The last type of data we're going to look at today are `numpy` arrays.

Before we get started, make sure you have loaded the `numpy` package:

In [27]:
import numpy as np

Arrays are similar to lists and can be sliced and indexed in the same way. The difference is that to create a `numpy` array variable we have to use `np.array()` with our array in square brackets inside the `array` function.

For example, we can create a simple, 1-dimensional array called `array1`:

In [28]:
array1 = np.array([1,2,3,4,5])

In [29]:
array1

array([1, 2, 3, 4, 5])

and we can slice it the same way as we did with our lists:

In [30]:
array1[1:3]

array([2, 3])

In [31]:
array1[::-1]

array([5, 4, 3, 2, 1])

Our arrays don't have to be only one dimension.
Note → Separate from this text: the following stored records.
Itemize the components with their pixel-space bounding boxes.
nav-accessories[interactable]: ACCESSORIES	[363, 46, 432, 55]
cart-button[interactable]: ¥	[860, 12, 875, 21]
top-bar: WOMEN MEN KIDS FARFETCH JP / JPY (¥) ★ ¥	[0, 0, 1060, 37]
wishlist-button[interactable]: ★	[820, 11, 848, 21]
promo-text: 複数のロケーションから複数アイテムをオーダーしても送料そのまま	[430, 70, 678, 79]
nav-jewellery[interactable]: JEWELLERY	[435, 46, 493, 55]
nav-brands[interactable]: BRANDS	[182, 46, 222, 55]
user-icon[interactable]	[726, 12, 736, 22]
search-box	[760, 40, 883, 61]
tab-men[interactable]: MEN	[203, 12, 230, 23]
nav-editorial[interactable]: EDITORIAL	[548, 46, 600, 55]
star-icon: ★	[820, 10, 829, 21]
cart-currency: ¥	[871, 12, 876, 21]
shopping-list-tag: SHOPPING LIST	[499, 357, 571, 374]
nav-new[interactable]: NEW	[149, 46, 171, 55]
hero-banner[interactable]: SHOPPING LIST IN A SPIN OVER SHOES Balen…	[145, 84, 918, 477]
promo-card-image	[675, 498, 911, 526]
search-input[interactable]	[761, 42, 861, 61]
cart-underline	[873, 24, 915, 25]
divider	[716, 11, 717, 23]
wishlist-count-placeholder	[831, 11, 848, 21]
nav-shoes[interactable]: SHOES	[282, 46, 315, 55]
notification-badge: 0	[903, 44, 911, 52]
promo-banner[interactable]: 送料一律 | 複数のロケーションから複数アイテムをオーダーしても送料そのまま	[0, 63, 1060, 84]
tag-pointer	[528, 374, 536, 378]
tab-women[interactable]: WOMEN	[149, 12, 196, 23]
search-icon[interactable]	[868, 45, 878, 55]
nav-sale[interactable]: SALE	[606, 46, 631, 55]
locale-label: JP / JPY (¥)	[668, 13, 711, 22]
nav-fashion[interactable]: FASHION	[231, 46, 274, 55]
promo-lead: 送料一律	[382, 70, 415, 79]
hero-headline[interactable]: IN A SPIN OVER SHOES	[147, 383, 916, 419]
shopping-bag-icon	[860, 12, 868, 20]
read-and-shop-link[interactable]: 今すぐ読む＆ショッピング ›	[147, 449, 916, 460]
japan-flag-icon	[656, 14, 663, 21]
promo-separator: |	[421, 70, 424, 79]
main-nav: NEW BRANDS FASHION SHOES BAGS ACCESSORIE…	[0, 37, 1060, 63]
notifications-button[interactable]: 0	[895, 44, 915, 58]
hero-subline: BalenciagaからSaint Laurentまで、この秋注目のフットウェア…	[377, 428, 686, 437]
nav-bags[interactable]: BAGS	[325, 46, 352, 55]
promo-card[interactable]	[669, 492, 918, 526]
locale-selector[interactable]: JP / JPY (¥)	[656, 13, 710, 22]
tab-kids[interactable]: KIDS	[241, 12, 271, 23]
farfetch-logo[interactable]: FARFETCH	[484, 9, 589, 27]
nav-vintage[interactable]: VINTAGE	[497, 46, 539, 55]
We can create a 2D array using two sets of square brackets:

In [32]:
array2 = np.array([[1,2,3],[4,5,6]])

In [33]:
array2

array([[1, 2, 3],
       [4, 5, 6]])

Slicing a 2D array works in the same way, but we need to be careful with our brackets.

To get the top "row", we would use

In [34]:
array2[0,:]

array([1, 2, 3])

and to get the first column we would use

In [35]:
array2[:,0]

array([1, 4])

To get a single value, e.g. the top right value, we use double brackets:

In [36]:
array2[0][-1]

3

where the value in the first set of brackets says which row, and the value in the second says which column. 


Similar to how we checked the length of our lists with `len()`, we can use `np.shape()` to check the shape of an array.

In [37]:
np.shape(array1)

(5,)

In [38]:
np.shape(array2)

(2, 3)

We can do higher dimensions, but things get complicated very quickly, so we'll just stick with 1 or 2 dimensions for now.

The reason why we use arrays instead of lists is that we can use the other `numpy` functions to operate on them. 

For example, if we had an array of angles, we could quickly find the cosine of all of those angles in one go, rather than calculating them one by one. 

In [39]:
angles = np.array([0, (np.pi/2), np.pi, (3*np.pi/2.), (2*np.pi)])

In the `angles` array above I've used `np.pi` for the value of $\pi$ (because `np.cos` expects values in radians) 

To get the cosine values of all of these angles we just pass `angles` to `np.cos()`:


In [40]:
cosines = np.cos(angles)

cosines

array([ 1.0000000e+00,  6.1232340e-17, -1.0000000e+00, -1.8369702e-16,
        1.0000000e+00])

## Key Points
- Data can also be stored in strings, lists and `numpy` arrays
- Indexing and slicing are used to select data